FISK v. CATHCART et al. (Court of Appeals of Colorado. June 12, 1893.) DEED-BREACH OF COVENANT-LIEN FOR TAXESREDEMPTION BY GRANTEE OF EQUITY-LIABILITY OF GRANTORS.

The grantor in a trust deed conveyed his equity in the property to defendants, from whom, by successive conveyances, plaintiff deraigned title. All the deeds contained the general covenants against incumbrances of quiet enjoyment and general warranty. While defendants had title, a lien for taxes accrued, but the sale was made while the title was in plaintiff's immediate grantor. One of the conditions of the trust deed obligated the grantor to pay the taxes, authorized the trustee to apply the proceeds of any sale under it to payment of the general incumbrance, and of any liens for taxes, etc. The trust deed being foreclosed, and the property sold, the title thereunder passed by mesne conveyances from the purchaser to plaintiff, and he afterwards redeemed the premises from such tax sale.

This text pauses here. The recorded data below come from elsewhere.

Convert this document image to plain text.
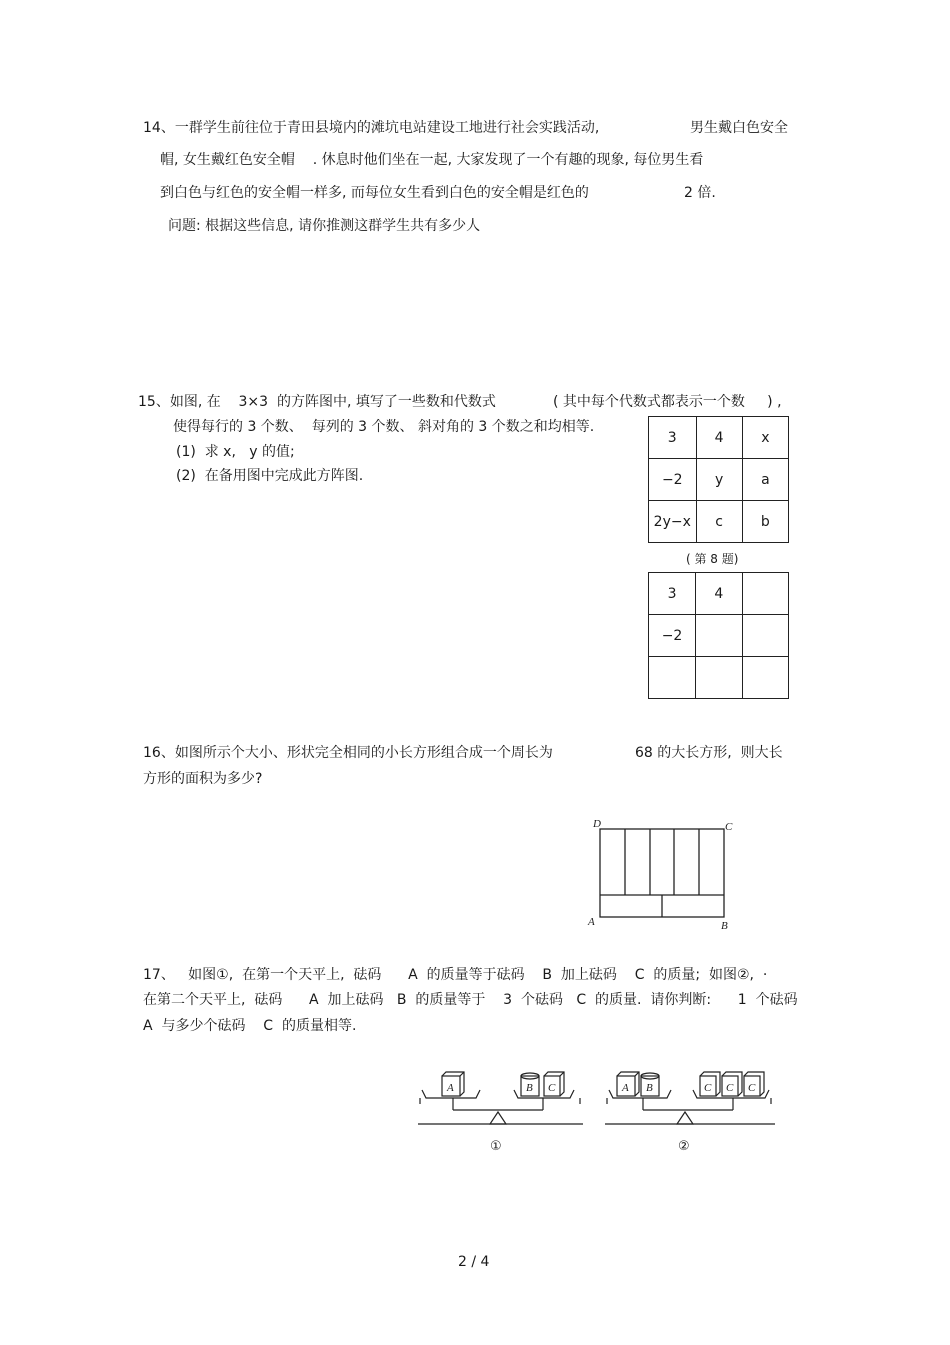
14、一群学生前往位于青田县境内的滩坑电站建设工地进行社会实践活动,	男生戴白色安全
帽, 女生戴红色安全帽    . 休息时他们坐在一起, 大家发现了一个有趣的现象, 每位男生看
到白色与红色的安全帽一样多, 而每位女生看到白色的安全帽是红色的	2 倍.
问题: 根据这些信息, 请你推测这群学生共有多少人
15、如图, 在    3×3  的方阵图中, 填写了一些数和代数式	( 其中每个代数式都表示一个数     ) ,
使得每行的 3 个数、  每列的 3 个数、 斜对角的 3 个数之和均相等.
(1)  求 x,   y 的值;
(2)  在备用图中完成此方阵图.
3	4	x
−2	y	a
2y−x	c	b
( 第 8 题)
3	4	
−2		

16、如图所示个大小、形状完全相同的小长方形组合成一个周长为	68 的大长方形,  则大长
方形的面积为多少?
D	C
A	B
17、   如图①,  在第一个天平上,  砝码      A  的质量等于砝码    B  加上砝码    C  的质量;  如图②,  ·
在第二个天平上,  砝码      A  加上砝码   B  的质量等于    3  个砝码   C  的质量.  请你判断:      1  个砝码
A  与多少个砝码    C  的质量相等.
A	B C
①
A B	C C C
②
2 / 4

Held, that defendants were not liable to plaintiff on the covenants of their deed for the amount of such taxes.

Error to district court, Arapahoe county. Action by Archie C. Fisk against Thomas L. Cathcart and Edward A. Reser for a breach of warranty contained in a deed of certain land executed by defendants to plaintiff's grantor. There was a judgment for defendants, and plaintiff brings error. Affirmed.

Rogers, Shafroth & Walling, for plaintiff in error. John P. Brockway, for defendants in error.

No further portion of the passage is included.